AbstractThe understanding of petrophysical properties is essential for the assessment and exploitation of hydrocarbon reserves. Reservoir rock is one of the main sources used to derive petrophysical properties by laboratory measurements. However, probing complex pore structure and heterogeneity of carbonate rocks are difficult with conventional experimental methods. Digital rock physics (DRP) is able to compute the petrophyscial parameters (e.g. porosity, permeability, elastic modulus) from three dimensional (3D) computed tomography (CT) images, which can make up for some disadvantages of traditional experiments. It also provides an understanding on how the large variations in petrophysical properties are caused by wide variations in pore type, pore shape, and pore interconnectivity.This paper is a case study on analysis of heterogeneity and estimation of petrophysical parameters in a heterogeneous rudstone sample using multi-scale CT images with three resolutions of 39.48 μm/voxel, 1.0357 μm/voxel and 65 nm/voxel.

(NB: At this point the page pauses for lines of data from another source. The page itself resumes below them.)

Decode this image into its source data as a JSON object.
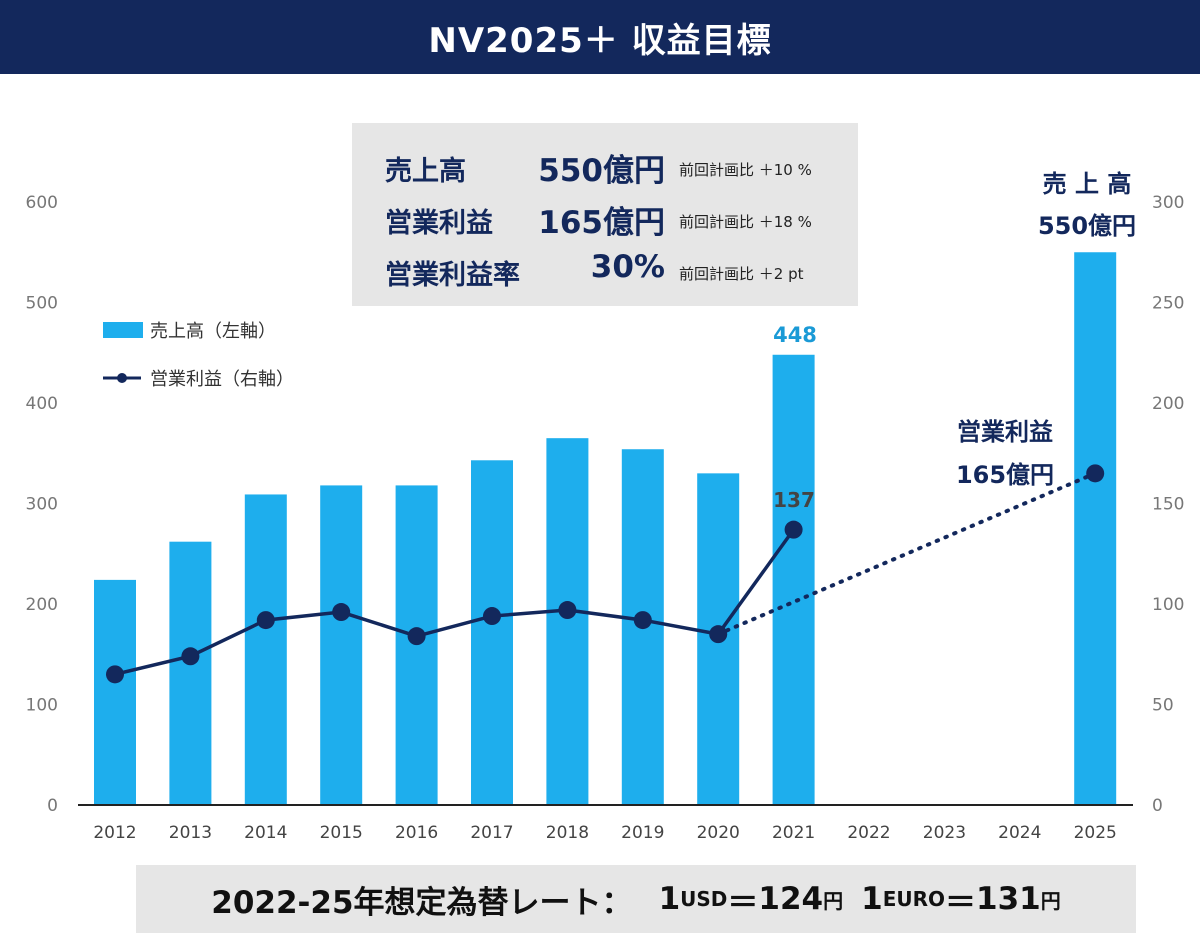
{
  "title": "NV2025＋ 収益目標",
  "summary": {
    "rows": [
      {
        "label": "売上高",
        "value": "550億円",
        "note": "前回計画比 ＋10 %"
      },
      {
        "label": "営業利益",
        "value": "165億円",
        "note": "前回計画比 ＋18 %"
      },
      {
        "label": "営業利益率",
        "value": "30%",
        "note": "前回計画比 ＋2 pt"
      }
    ]
  },
  "exchange": {
    "prefix": "2022-25年想定為替レート：",
    "usd_qty": "1",
    "usd_unit": "USD",
    "usd_eq": "＝",
    "usd_value": "124",
    "usd_yen": "円",
    "euro_qty": "1",
    "euro_unit": "EURO",
    "euro_eq": "＝",
    "euro_value": "131",
    "euro_yen": "円"
  },
  "colors": {
    "bar": "#1eaeed",
    "line": "#13285c",
    "title_bg": "#13285c",
    "box_bg": "#e6e6e6",
    "label_448": "#1a9ad6"
  },
  "chart_data": {
    "type": "bar",
    "categories": [
      "2012",
      "2013",
      "2014",
      "2015",
      "2016",
      "2017",
      "2018",
      "2019",
      "2020",
      "2021",
      "2022",
      "2023",
      "2024",
      "2025"
    ],
    "series": [
      {
        "name": "売上高（左軸）",
        "type": "bar",
        "axis": "left",
        "values": [
          224,
          262,
          309,
          318,
          318,
          343,
          365,
          354,
          330,
          448,
          null,
          null,
          null,
          550
        ]
      },
      {
        "name": "営業利益（右軸）",
        "type": "line",
        "axis": "right",
        "values": [
          65,
          74,
          92,
          96,
          84,
          94,
          97,
          92,
          85,
          137,
          null,
          null,
          null,
          165
        ]
      }
    ],
    "projection": {
      "from": "2020",
      "to": "2025",
      "style": "dotted"
    },
    "left_axis": {
      "ylim": [
        0,
        600
      ],
      "ticks": [
        0,
        100,
        200,
        300,
        400,
        500,
        600
      ]
    },
    "right_axis": {
      "ylim": [
        0,
        300
      ],
      "ticks": [
        0,
        50,
        100,
        150,
        200,
        250,
        300
      ]
    },
    "legend": {
      "placement": "top-left"
    },
    "annotations": {
      "bar_2021": "448",
      "line_2021": "137",
      "sales_2025_line1": "売 上 高",
      "sales_2025_line2": "550億円",
      "profit_2025_line1": "営業利益",
      "profit_2025_line2": "165億円"
    },
    "grid": false
  }
}
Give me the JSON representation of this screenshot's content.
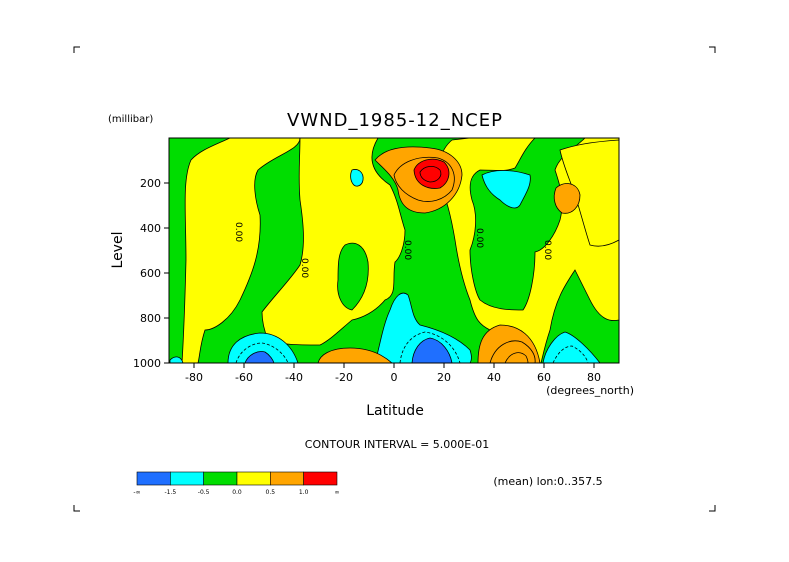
{
  "chart_data": {
    "type": "heatmap",
    "title": "VWND_1985-12_NCEP",
    "xlabel": "Latitude",
    "ylabel": "Level",
    "x_units": "(degrees_north)",
    "y_units": "(millibar)",
    "xlim": [
      -90,
      90
    ],
    "ylim": [
      1000,
      0
    ],
    "x_ticks": [
      -80,
      -60,
      -40,
      -20,
      0,
      20,
      40,
      60,
      80
    ],
    "y_ticks": [
      200,
      400,
      600,
      800,
      1000
    ],
    "contour_interval_text": "CONTOUR INTERVAL = 5.000E-01",
    "annotation": "(mean) lon:0..357.5",
    "contour_labels": [
      "0.00",
      "0.00",
      "0.00",
      "0.00",
      "0.00"
    ],
    "legend": {
      "colors": [
        "#1f6fff",
        "#00ffff",
        "#00dd00",
        "#ffff00",
        "#ffa500",
        "#ff0000"
      ],
      "labels": [
        "-∞",
        "-1.5",
        "-0.5",
        "0.0",
        "0.5",
        "1.0",
        "∞"
      ]
    }
  }
}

The Back-scattered Electron Image (BSEI) analysis that is used to locate subsamples in low-resolution image for high-resolution CT scan shows the range of pore-throat radius size of this sample is from 0.1μm to 10μm and most pores are under 1μm. The low-resolution images (here resolution of 39.48 μm/voxel and 1.0357 μm/voxel) show a poor pore connectivity. The high-resolution image (65 nm/voxel) provide a more detailed pore structure that contributes to estimation of petrophysical properties. The estimated porosity (21.92%) and absolute permeability (6.54mD) from the high-resolution images are close to the lab measurements (22.7% and 4.9mD), which shows the accuracy of DRP in this particular sample. The relative errors of elastic modulus between the simulation and the measurements are 77.23% and 87.68% for bulk moduli and shear moduli, respectively. The image registration locates the Nano-CT images in the low-resolution image (1.0357 μm/voxel), which better characterize the pore geometry in different 3D image and provide a new way to do the upscaling work. The multi-scale images, the visualization of fluid velocity distribution, the lab measurements, and the simulated values show the heterogeneity of this carbonate sample.